Oil prices (WTI and Brent) rose again during last week: WTI rose by 2.64%; Brent oil also increased by 1.01%. As a result, the premium of Brent oil over WTI sharply fell; the premium ranged between $2 and $4. According to latest EIA weekly update, oil stockpiles fell by 7.2Mb. In the U.S, refinery inputs production and imports rose while imports slipped during last week. The IEA and OPEC reports showed a drop in OPEC’s production. The situation in Egypt is keeping oil prices high. Will oil continue to rise next week? This week, several reports may affect the oil market. These items include: China’s GDP, U.S retail sales, Philly Fed, and EIA oil weekly update.
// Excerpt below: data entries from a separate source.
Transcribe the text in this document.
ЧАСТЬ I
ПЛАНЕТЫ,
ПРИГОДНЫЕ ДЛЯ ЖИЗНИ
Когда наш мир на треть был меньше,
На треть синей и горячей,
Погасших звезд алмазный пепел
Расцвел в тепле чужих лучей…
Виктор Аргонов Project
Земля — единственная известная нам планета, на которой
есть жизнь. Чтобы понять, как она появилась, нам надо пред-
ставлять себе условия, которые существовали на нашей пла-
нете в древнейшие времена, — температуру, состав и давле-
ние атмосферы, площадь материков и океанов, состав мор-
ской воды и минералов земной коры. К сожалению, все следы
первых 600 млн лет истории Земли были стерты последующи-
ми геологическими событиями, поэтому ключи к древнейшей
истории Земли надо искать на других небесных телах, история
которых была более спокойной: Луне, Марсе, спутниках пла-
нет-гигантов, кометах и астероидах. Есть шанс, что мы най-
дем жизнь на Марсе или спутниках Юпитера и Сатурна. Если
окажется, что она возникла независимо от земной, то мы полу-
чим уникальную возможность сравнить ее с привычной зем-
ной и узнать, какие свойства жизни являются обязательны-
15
Here is a weekly outlook and analysis for the crude oil market for July 15th to July 19th:
Oil Prices – July
During last week, crude oil price (WTI) rose by 2.64% and reached by Friday $105.95/b; further, Brent oil also increased by 1.01% to $108.81/b;
In the chart below are the changes in WTI and Brent oil rate in the past several months (prices are normalized to January 31st). As seen in the chart herein, the oil have traded up in the past several of weeks.
The gap between Brent oil and WTI spot oil contracted again as it ranged between $2 and $4 per barrel. During July, the premium tumbled down by 48.93%.
The oil stockpiles fell again by 7.2 MB and reached 1,818.1 million barrels. The linear correlation between the shifts in stockpiles has slightly strengthened to -0.193: this relation suggests that oil price, assuming all things equal, will further rally next week.
Oil imports to the U.S decreased by 1% last week. The weekly shifts in oil imports have a mid-strong negative correlation (-0.279) that implies oil prices may rise next week. Oil production and refinery inputs increased last week. In other words, the rise in production and refinery inputs might loosen the U.S oil market and thus curb the recent rise of oil prices.
The next weekly report will come out on Wednesday, July 17th and will pertain to the week ending on July 12th.
OPEC Monthly Report
According to the latest OPEC Report, OPEC’s oil production fell by 309 thousand bbl/d to reach 30,379 thousand in June. This news suggests the oil supply has declined during last month, which could have tightened the oil market in recent weeks. If this trend will continue, it could further pressure up oil prices.
IEA Monthly Update
According the recent monthly update, the global oil supply fell in June by 300 thousand bbl/d due to low OPEC output. The global demand is expected to grow by 930 thousand bbl/d in 2013 – a slightly higher number due to colder than expected weather. OECD’s oil demand rose in the second quarter of 2013 due to unseasonable cold weather. OECD inventories rose by a lower than expected rate during May.
These figures suggest the supply didn’t expand while the demand is growing. If these trend will persist this could pull up the price of oil.
Egypt Riots and Oil
The ongoing riots and upheaval in Egypt could be among the factors contributing to the rise of oil price on account of the concern regarding the potential blockage of the Suez Canal, in which nearly 3.8 million barrels per day transport through it. Recall, in 2011 Arab spring that also erupted in Egypt, the Suez Canal remained open. Therefore, the current developments in Egypt are less likely to affect the shipment of oil via the Suez Canal.
Oil Related News for the Week
Monday –China First Quarter GDP 2013: during the first quarter of 2013, China grew by only 7.7% in annual terms. The current expectations are that the second quarter of 2013 grew in annul terms by a slower pace than in the last quarter; if the growth rate will continue to dwindle, this may adversely affect oil prices;
Monday –U.S. Retail Sales Report: in the previous report, retail sales slightly rose by 0.3% from the last month; gasoline stations sales slipped by 0.2% in May compared to April 2013; this report could signal the developments in U.S’s gasoline demand and thus may affect oil prices in the U.S;
Thursday – Philly Fed Manufacturing Index: In the last survey regarding June, the growth rate bounced back from -5.2 in May to +12.5 in June. If the index will continue to rally, it may positively affect oil prices (the previous Philly Fed review);
Oil Prices Outlook and Analysis
From the supply side, the decline in imports could slowly pull down oil price. On the other hand, the rise in production and refinery inputs may pressure down oil prices. The latest OPEC and IEA monthly updates showed a drop in OPEC’s production, which coincided with the recent rise in oil prices. The recent decline in U.S storage is another indication for a decrease in supply or an increase in demand, which could also suggest that the U.S. oil market has tightening. From the demand side, the IEA monthly update showed a rise in demand in OECD countries. Moreover, the ongoing recovery of the U.S economy may positively affect oil prices. The situation in Egypt is likely to keep affecting the high volatility of oil prices. If the situation there will calm down, oil prices might have a correction and pull down. Finally, the rising demand in U.S compared to Europe and the progress of the U.S supply may keep shirking the premium of Brent over WTI.
The bottom line, oil price might continue to pull up even though it may start the week on a negative note (especially if China’s GDP figures will disappoint).